The Council chamber was in an uproar. Pellen Orrick, grey-faced and surely deserving of his own lingering deathbed, for he looked half-dead—was raging at the gathered councilors.

“—was right!
Again!
Why didn’t you listen? If you’d listened Asher wouldn’t be paying the price for your stubborn disbelief! Barl save us, we don’t deserve him!”

Admitted to the chamber by two easily cowed City guards, Arlin stood unnoticed as Orrick sank sweating and coughing into his chair, and the unchastened Council defended itself against his accusations. Shouted at him, and each other. He felt ill, to be witnessing his people so lower themselves as to seek understanding from Olken.

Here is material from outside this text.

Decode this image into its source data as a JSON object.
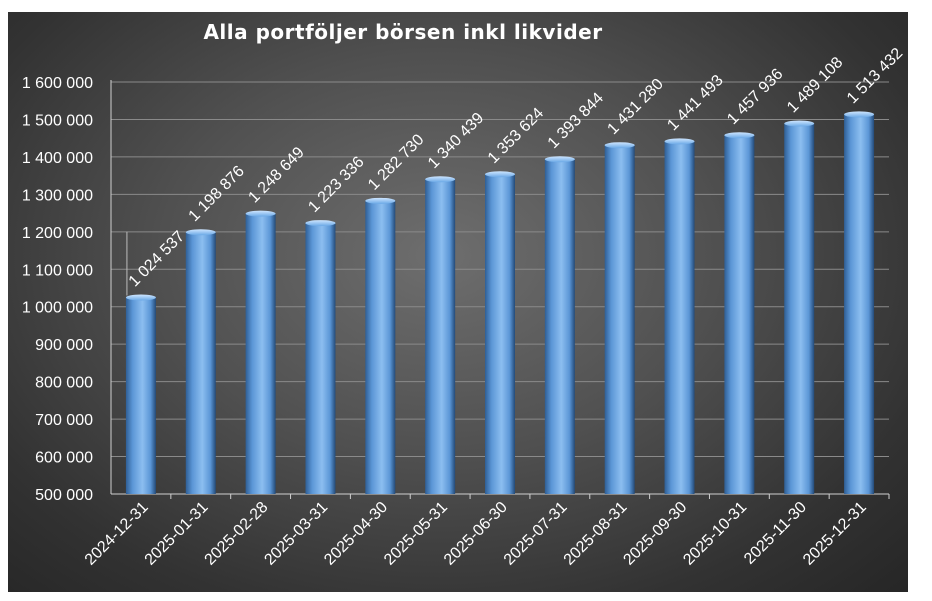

We are Doranen. The greatest mages the world has ever seen. How have we forgotten that? How have we become these meek, mewling supplicants? Father was right. I never should have doubted him. We have betrayed our proud heritage, inviting our own destruction
.

Speaker Shifrin, that fat Olken fool, was adding to the mayhem by clanging his bell, which not a single councilor attended. Shifrin was useless. So was Barslman Jaffee, more concerned with Orrick’s wheezing than in imposing discipline on the rabble. And Rafel? Where was Rafel? Was he even here?

Yes. There he was. Returning to the Speaker’s table with a pitcher. Watching him succour Pellen Orrick, pour ale into a glass for him and steady his shaking hand as he drank, Arlin felt a wave of loathing so intense that for a moment he thought he might not keep his feet.

And then it passed, and he had himself coldly under control. That was important. Father would despise him should he allow emotion to weaken his resolve.

“Meister Speaker!” he said loudly. “Meister Speaker, I would be heard!”

But Shifrin couldn’t hear him above the gabbling and his own pathetic attempts to restore order. So, uncaring that he had not been invited here, considering himself above such petty considerations, he stalked across the chamber floor.

“Lord Garrick!” said Shifrin, noticing him at last. “My lord—I’m sorry but this is a privy gathering. You’ve not been granted leave to—”

“I will present myself wherever I choose,” he said, making his way towards the Speaker’s table with a studied, deliberate nonchalance. “In case you’ve forgotten, Shifrin, my father was a councilor.”

“What of it?” said Rafel, one hand on Orrick’s shoulder. “Council positions ain’t hereditary, Arlin.”

The chamber was falling quiet, as one by one councilors both Doranen and Olken stilled their chattering tongues. Smiling, Arlin halted. Decided to let the incivility pass, for now.

“And yet here
you
are, Rafel.”

“I was invited,” said Asher’s son, his face darkening. “And my father’s not dead.”